In today’s blog posting I want to talk about the INTERSECT set operation in SQL Server. The INTERSECT set operation intersects two sets with each other and returns the rows that appear with identical column values in both sets. The following picture illustrates this concept.
INTERSECT vs. Inner Join
As you will realize, it is nearly the same as an INNER JOIN between 2 tables, but there are some important differences that I want to describe today. Let’s start by creating 2 simple tables, which we will use as the input tables:
-- Create the 1st table CREATE TABLE t1 ( Col1 INT, Col2 INT, Col3 INT ) GO -- Create the 2nd table CREATE TABLE t2 ( Col1 INT, Col2 INT ) GO -- Create a unique Clustered Index on both tables CREATE UNIQUE CLUSTERED INDEX idx_ci ON t1(col1) CREATE UNIQUE CLUSTERED INDEX idx_ci ON t2(col1) GO -- Insert some records into both tables INSERT INTO t1 VALUES (1, 1, 1), (2, 2, 2), (NULL, 3, 3) INSERT INTO t2 VALUES (2, 2), (NULL, 3) GO GO
As you can see from the T-SQL code, I have also created a unique Clustered Index on both tables, and inserted a few test records. Now let’s intersect the tables with each other:
SELECT Col1, Col2 FROM t1 INTERSECT SELECT Col1, Col2 FROM t2 GO
SQL Server returns 2 records: the record with the column values 2 and the record with the NULL value. That’s one of the first big differences to an INNER JOIN operation: records with NULL values are not eliminated if they appear in both tables. When you perform an INNER JOIN operation between both tables on column Col1 the record with the NULL value is not returned:
SELECT t1.col1, t1.col2 FROM t1 INNER JOIN t2 ON t2.col1 = t1.col1 GO
The following picture shows how the result sets differ between INTERSECT and the INNER JOIN approaches.

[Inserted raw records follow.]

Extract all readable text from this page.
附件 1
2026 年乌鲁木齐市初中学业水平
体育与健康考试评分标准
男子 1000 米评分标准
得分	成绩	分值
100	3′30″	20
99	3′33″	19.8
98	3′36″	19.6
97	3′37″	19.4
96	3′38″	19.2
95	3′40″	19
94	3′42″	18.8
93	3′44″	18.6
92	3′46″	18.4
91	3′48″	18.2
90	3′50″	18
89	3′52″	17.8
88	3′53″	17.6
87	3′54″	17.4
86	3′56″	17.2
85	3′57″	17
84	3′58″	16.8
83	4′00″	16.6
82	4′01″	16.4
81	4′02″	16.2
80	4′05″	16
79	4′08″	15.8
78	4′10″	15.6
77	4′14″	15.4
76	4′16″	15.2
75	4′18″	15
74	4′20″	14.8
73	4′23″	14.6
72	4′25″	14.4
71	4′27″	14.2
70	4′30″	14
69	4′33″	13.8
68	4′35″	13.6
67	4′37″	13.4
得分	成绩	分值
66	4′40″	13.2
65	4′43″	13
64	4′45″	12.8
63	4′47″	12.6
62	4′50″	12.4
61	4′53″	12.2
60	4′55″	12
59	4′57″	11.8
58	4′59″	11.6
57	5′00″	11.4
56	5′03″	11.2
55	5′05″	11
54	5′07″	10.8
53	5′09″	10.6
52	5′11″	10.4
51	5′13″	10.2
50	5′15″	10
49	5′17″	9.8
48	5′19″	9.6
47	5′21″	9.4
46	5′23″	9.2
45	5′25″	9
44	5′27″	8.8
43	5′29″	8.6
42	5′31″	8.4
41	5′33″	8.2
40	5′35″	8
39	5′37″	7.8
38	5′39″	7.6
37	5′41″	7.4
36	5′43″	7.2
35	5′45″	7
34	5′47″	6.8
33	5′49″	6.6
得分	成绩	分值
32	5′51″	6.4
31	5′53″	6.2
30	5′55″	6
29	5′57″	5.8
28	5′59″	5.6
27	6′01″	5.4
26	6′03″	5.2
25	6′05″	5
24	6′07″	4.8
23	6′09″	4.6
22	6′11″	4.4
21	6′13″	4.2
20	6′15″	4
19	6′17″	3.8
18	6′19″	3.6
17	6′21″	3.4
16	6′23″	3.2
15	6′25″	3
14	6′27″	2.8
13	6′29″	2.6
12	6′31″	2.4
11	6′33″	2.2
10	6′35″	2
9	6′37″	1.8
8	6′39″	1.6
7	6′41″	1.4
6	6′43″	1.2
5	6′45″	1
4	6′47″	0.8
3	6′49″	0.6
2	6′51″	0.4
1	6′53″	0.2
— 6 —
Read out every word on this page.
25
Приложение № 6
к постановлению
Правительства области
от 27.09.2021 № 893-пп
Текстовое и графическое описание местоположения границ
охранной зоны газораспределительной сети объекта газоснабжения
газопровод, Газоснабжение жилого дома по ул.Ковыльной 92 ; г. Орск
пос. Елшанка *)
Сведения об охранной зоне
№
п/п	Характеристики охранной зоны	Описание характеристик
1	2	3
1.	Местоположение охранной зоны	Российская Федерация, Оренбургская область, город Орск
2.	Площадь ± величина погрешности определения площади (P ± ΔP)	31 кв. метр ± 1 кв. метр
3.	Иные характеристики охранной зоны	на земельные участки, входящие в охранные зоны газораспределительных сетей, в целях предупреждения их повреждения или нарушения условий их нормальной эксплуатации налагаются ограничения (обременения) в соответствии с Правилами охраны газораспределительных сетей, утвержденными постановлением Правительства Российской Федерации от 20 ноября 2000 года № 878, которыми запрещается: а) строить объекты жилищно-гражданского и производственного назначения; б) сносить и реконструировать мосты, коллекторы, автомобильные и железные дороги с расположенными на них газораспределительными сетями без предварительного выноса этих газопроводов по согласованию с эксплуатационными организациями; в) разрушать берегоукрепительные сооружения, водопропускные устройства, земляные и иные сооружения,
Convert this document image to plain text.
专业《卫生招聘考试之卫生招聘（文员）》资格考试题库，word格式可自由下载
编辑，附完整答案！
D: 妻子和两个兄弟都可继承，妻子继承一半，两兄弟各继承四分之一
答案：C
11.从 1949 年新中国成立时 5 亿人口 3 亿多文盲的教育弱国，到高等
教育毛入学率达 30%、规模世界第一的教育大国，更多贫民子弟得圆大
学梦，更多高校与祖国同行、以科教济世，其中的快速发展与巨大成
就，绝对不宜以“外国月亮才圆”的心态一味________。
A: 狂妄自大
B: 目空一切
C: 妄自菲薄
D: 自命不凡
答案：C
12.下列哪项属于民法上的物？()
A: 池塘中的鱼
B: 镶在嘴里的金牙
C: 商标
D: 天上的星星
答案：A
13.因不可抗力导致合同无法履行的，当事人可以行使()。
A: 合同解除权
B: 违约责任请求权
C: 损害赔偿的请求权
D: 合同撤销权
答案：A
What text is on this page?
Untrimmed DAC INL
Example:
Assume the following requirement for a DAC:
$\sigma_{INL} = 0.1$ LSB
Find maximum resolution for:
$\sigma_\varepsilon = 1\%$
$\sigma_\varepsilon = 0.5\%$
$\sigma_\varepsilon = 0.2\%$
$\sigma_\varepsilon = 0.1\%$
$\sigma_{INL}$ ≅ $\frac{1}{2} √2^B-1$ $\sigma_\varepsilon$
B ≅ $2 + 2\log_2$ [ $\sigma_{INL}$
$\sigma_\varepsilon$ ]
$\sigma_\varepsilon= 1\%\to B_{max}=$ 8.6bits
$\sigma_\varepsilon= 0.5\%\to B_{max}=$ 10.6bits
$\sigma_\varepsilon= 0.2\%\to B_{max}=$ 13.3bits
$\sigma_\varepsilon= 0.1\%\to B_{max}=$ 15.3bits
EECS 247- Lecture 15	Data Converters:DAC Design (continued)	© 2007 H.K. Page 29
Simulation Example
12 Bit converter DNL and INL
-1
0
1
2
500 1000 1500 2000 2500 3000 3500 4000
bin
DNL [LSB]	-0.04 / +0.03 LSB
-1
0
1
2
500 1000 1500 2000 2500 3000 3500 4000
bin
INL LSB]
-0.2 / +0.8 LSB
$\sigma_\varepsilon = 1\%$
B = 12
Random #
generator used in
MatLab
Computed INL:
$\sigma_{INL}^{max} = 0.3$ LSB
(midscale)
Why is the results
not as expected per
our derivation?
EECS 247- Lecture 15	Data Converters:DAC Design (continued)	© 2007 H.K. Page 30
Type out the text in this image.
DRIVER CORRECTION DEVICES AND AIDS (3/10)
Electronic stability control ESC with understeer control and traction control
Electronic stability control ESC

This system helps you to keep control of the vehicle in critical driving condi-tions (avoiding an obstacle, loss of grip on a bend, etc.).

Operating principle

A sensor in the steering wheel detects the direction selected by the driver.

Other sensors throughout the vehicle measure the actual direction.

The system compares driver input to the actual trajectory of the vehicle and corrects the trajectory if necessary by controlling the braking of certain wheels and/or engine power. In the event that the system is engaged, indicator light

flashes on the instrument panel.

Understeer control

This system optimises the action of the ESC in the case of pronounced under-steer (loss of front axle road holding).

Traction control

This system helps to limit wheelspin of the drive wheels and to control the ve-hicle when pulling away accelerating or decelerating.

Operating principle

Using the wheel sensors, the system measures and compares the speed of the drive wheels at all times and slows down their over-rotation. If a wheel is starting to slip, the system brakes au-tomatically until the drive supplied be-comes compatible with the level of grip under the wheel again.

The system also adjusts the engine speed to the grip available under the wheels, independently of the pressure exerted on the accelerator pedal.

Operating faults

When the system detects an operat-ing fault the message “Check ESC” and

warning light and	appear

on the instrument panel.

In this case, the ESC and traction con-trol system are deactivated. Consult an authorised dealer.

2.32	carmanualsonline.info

Now let’s analyze the execution plan of the INTERSECT set operation. Because you have a supporting index on column Col1, the Query Optimizer is able to translate the INTERSECT operation to a traditional logical INNER JOIN operation.
But here the operator Nested Loop (Inner Join) doesn’t really perform an INNER JOIN operation. Let’s see why not. When you look at the inner side of the Nested Loop operator, you can see that you have a residual predicate on the Clustered Index Seek (Clustered) operator.
The residual predicate is evaluated on the column Col2, because that column is not part of the navigation structure of the previously created Clustered Index. As I have said at the beginning, SQL Server has to find matching rows that have same values in ALL columns in BOTH tables. With the Clustered Index Seek (Clustered) operator and the residual predicate SQL Server just checks if we have a matching record with the same column values in the table t1. And the Nested Loop operator itself just returns the column values from one table – in our case from table t1.
So the INNER JOIN is just a Left Semi Join: SQL Server checks if we have matching records in the right table – if yes the matching record from the left table is returned. The residual predicate on the Clustered Index Seek (Clustered) operator can be removed by providing an index that contains all necessary columns in the navigation structure, as follows:
-- Create a supporting Non-Clustered Index CREATE NONCLUSTERED index id_nci ON t1(Col1, Col2) GO
Now when you look again at the execution plan of the INTERSECT operation you can see that SQL Server performs an Index Seek (NonClustered) operation on the previously created index, and that the residual predicate is not needed anymore.
Now let’s check what the generated execution plan looks like, when we drop all supporting index structures:
-- Drop all supporting indexes DROP INDEX id_nci ON t1 DROP INDEX idx_ci ON t1 DROP INDEX idx_ci ON t2 GO
When you perform the INTERSECT between both tables again, now you can see a Nested Loop (Left Semi Join) operation in the execution plan. SQL Server now has to perform the Left Semi Join physically in the execution plan by performing a Table Scan operation on the inner side and making a row-by-row comparison with a residual predicate inside the Nested Loop operator.
This execution plan isn’t really efficient, because the Table Scan operator on the inner side has to be performed over and over again – for every row that is returned from the outer table. Supporting indexes are very important if we want to perform the INTERSECT set operation as efficiently as possible.
Summary
The INTERSECT set operation is a really scary one, because almost nobody knows it well. When you use it, you have to be aware of the differences between it and an INNER JOIN. And as you have seen it is also very important to have an efficient indexing strategy, so that the Query Optimizer can generate an execution plan that performs well.
Thanks for your time,
-Klaus